What is the difference between HMO, PPO, HDHP, POS and EPO?

It’s open enrollment season at your job and your employer offers you a choice between the three biggest plan types: HMO, PPO, and HDHP. Which is best? It really depends on your financial and medical situation – and preferences.

For instance, would you rather the flexibility of not having to go to a smaller group of providers in an HMO and don’t mind paying more upfront for your care via premiums? Then, a PPO might be right for you.

Do you not care about having a large network of providers, but paying as little as possible for health care is more important to you? Then, an HMO could be perfect.

Do you not use medical services often and you want a plan that will protect you, but not cost much in terms of upfront premiums? Then, an HDHP could be the direction to go.
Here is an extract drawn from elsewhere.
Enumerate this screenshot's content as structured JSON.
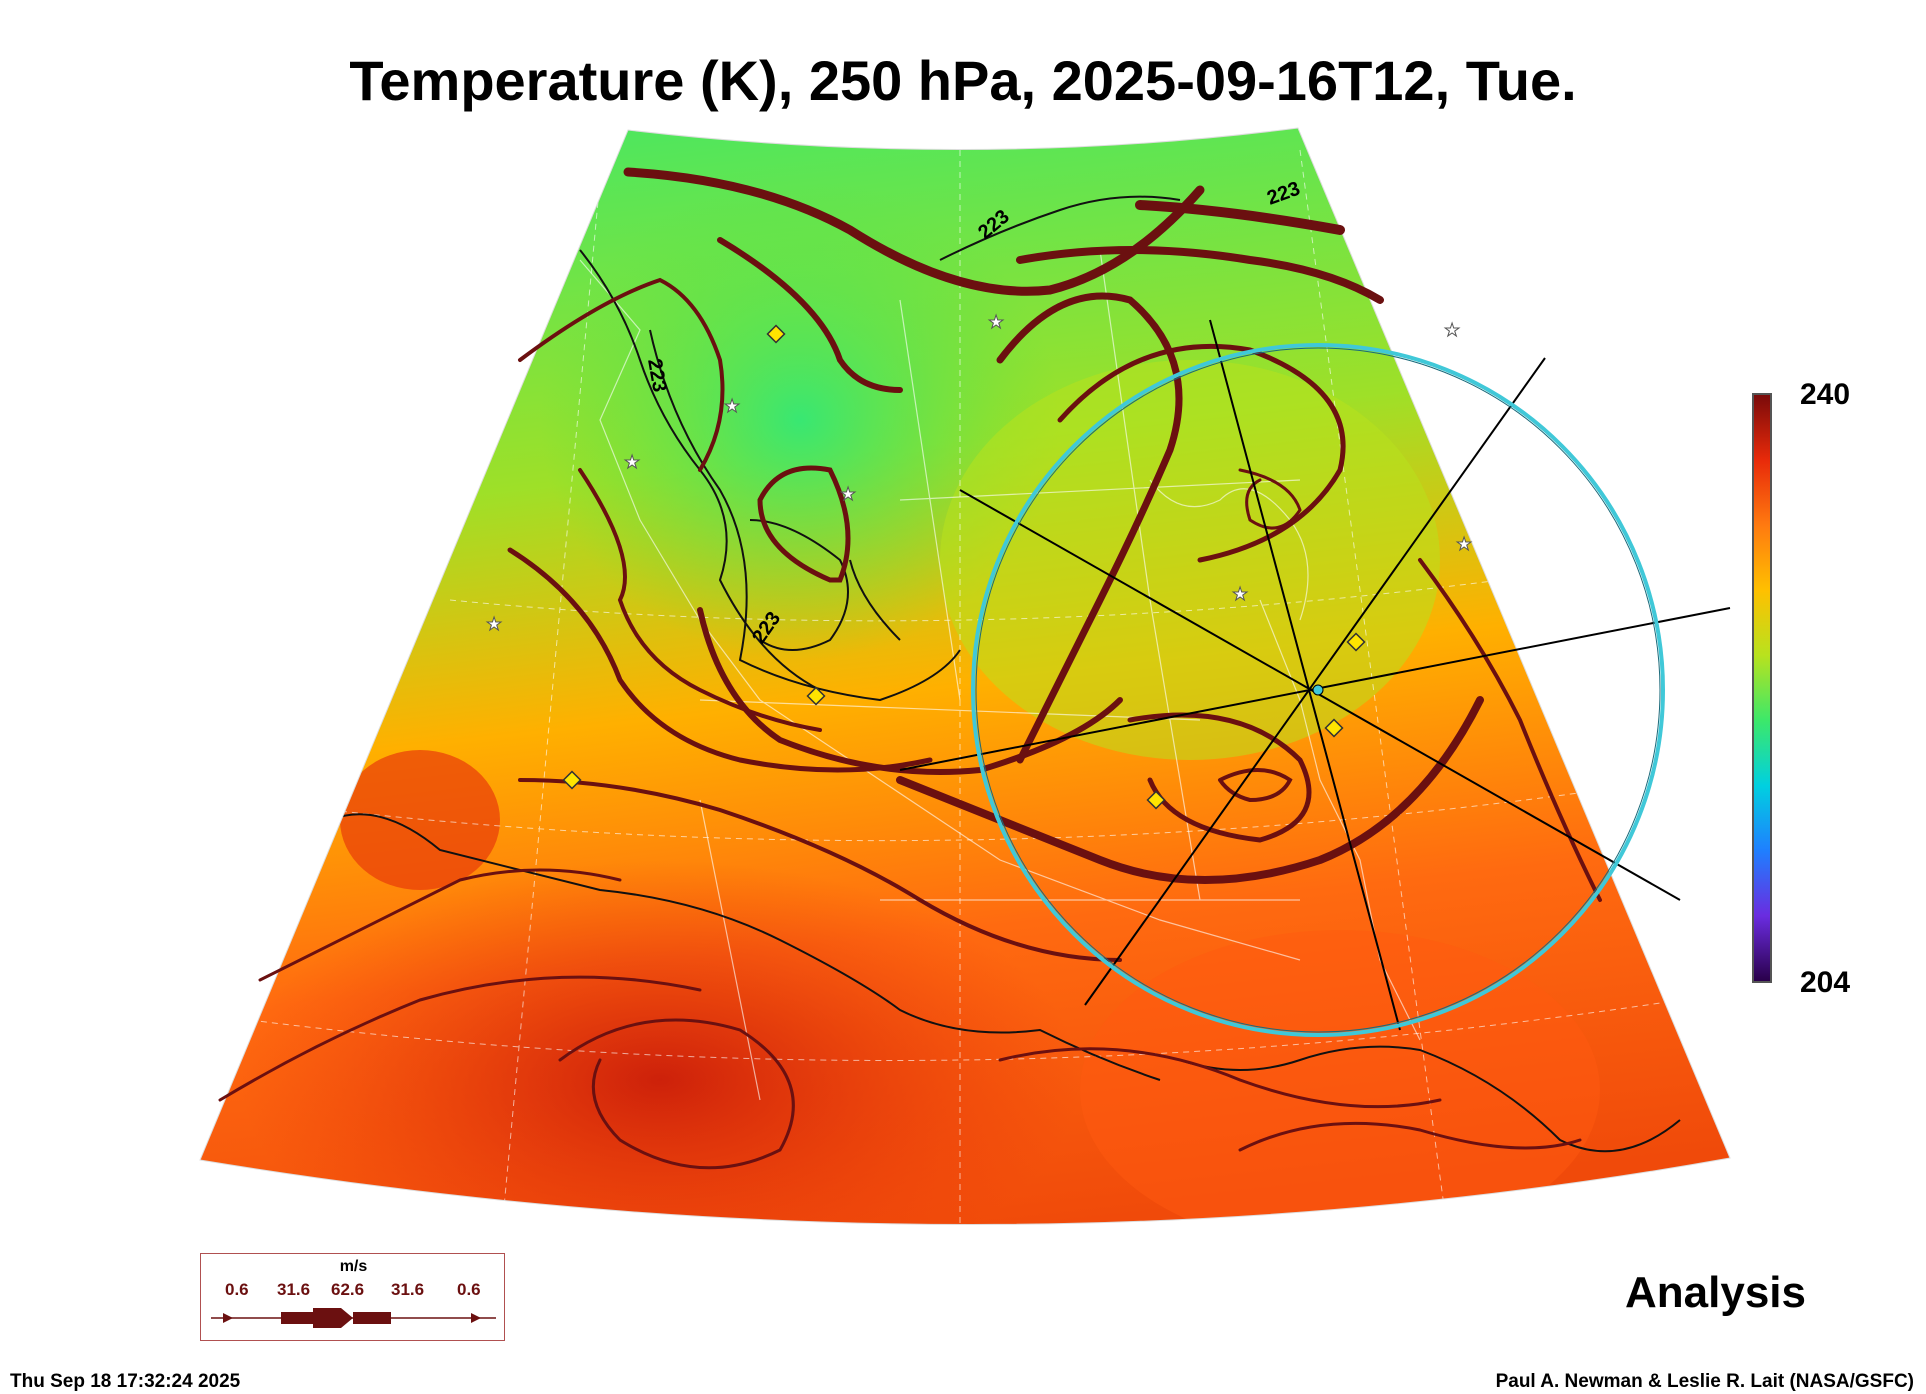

Choosing the right health insurance plan is a personal decision and depends on your situation and preferences. Whether you ultimately choose a PPO, HMO, HDHP, POS or EPO, take costs, flexibility, coverage and convenience into account when making that decision.

Type of plan Average deductible* Require PCP? Need referrals? Out of network care
HMO $917 Yes Yes No
PPO $1,028 No No Yes
HDHP $2,199 Varies Varies Varies
POS $1,737 No No Yes, but costlier

*Kaiser Family Foundation, 2016 Employer Health Benefits Survey. Note: The survey did not include the average deductible amount for an EPO.